The Alberta shootings took place in the midst of a national debate about police use of lethal force in the wake of Sammy Yatim's death. The Syrian-born 18-year-old was killed on July 27 after apparently refusing police commands to drop a knife he was holding.

Ontario's Special Investigations Unit is investigating but many editorials and opinion pieces have questioned why the officer needed to shoot Yatim. While agitated and holding a knife, he was corralled on the empty streetcar with police outside.

"Police culture puts a premium on responding to a crisis with decisive and direct intervention," the Toronto Star editorialized last week. "But does that make it hard for officers to disengage, even when they obviously should? And if so, how is this culture to be fixed?

[ Related: What comes next in Sammy Yatim shooting investigation? ]

In an editorial Saturday, the Globe and Mail argued that the standard practice of teaching officers to respond to any perceived threat with lethal force needs to change, especially when it comes to the mentally unstable.

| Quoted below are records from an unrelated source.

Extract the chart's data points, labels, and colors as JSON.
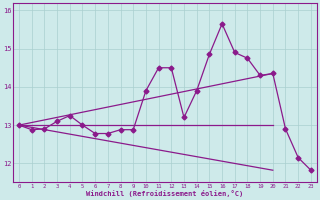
{
  "xlabel": "Windchill (Refroidissement éolien,°C)",
  "xlim": [
    -0.5,
    23.5
  ],
  "ylim": [
    11.5,
    16.2
  ],
  "yticks": [
    12,
    13,
    14,
    15,
    16
  ],
  "xticks": [
    0,
    1,
    2,
    3,
    4,
    5,
    6,
    7,
    8,
    9,
    10,
    11,
    12,
    13,
    14,
    15,
    16,
    17,
    18,
    19,
    20,
    21,
    22,
    23
  ],
  "bg_color": "#ceeaea",
  "line_color": "#8B1A8B",
  "grid_color": "#aacfcf",
  "line1_x": [
    0,
    1,
    2,
    3,
    4,
    5,
    6,
    7,
    8,
    9,
    10,
    11,
    12,
    13,
    14,
    15,
    16,
    17,
    18,
    19,
    20,
    21,
    22,
    23
  ],
  "line1_y": [
    13.0,
    12.88,
    12.9,
    13.1,
    13.25,
    13.0,
    12.78,
    12.78,
    12.88,
    12.88,
    13.9,
    14.5,
    14.5,
    13.2,
    13.9,
    14.85,
    15.65,
    14.9,
    14.75,
    14.3,
    14.35,
    12.9,
    12.15,
    11.82
  ],
  "line2_x": [
    0,
    20
  ],
  "line2_y": [
    13.0,
    14.35
  ],
  "line3_x": [
    0,
    20
  ],
  "line3_y": [
    13.0,
    13.0
  ],
  "line4_x": [
    0,
    20
  ],
  "line4_y": [
    13.0,
    11.82
  ],
  "markersize": 2.5
}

"As the Sammy Yatim case in Toronto and similar ones in other Canadians cities have demonstrated, the public is not convinced that lethal force is justifiable solely on the subjective ground that an officer feels threatened," the Globe argued.

"Police schools need to teach officers that – except in the most obvious and extreme cases – their primary role in confronting a citizen who may be mentally ill is to delay and de-escalate, not to confront aggressively and resolve quickly."

The editorial acknowledges that may not be applicable always. It wouldn't, for instance, help much when a lone officer confronts a carload of drunken, belligerent men on a lonely highway. Nor does it necessarily make sense to charge an officers criminally for using their training.

"Officers’ decisions are made far away from the comfortable armchair of afterthought," the Globe pointed out.

But studies have shown officers who're trained on how to deal with the mentally ill are more likely to try to de-escalate a confrontation.

"Training can save lives, but the current levels of training in Canadian police forces remain inadequate and poorly enforced. There is no excuse for this."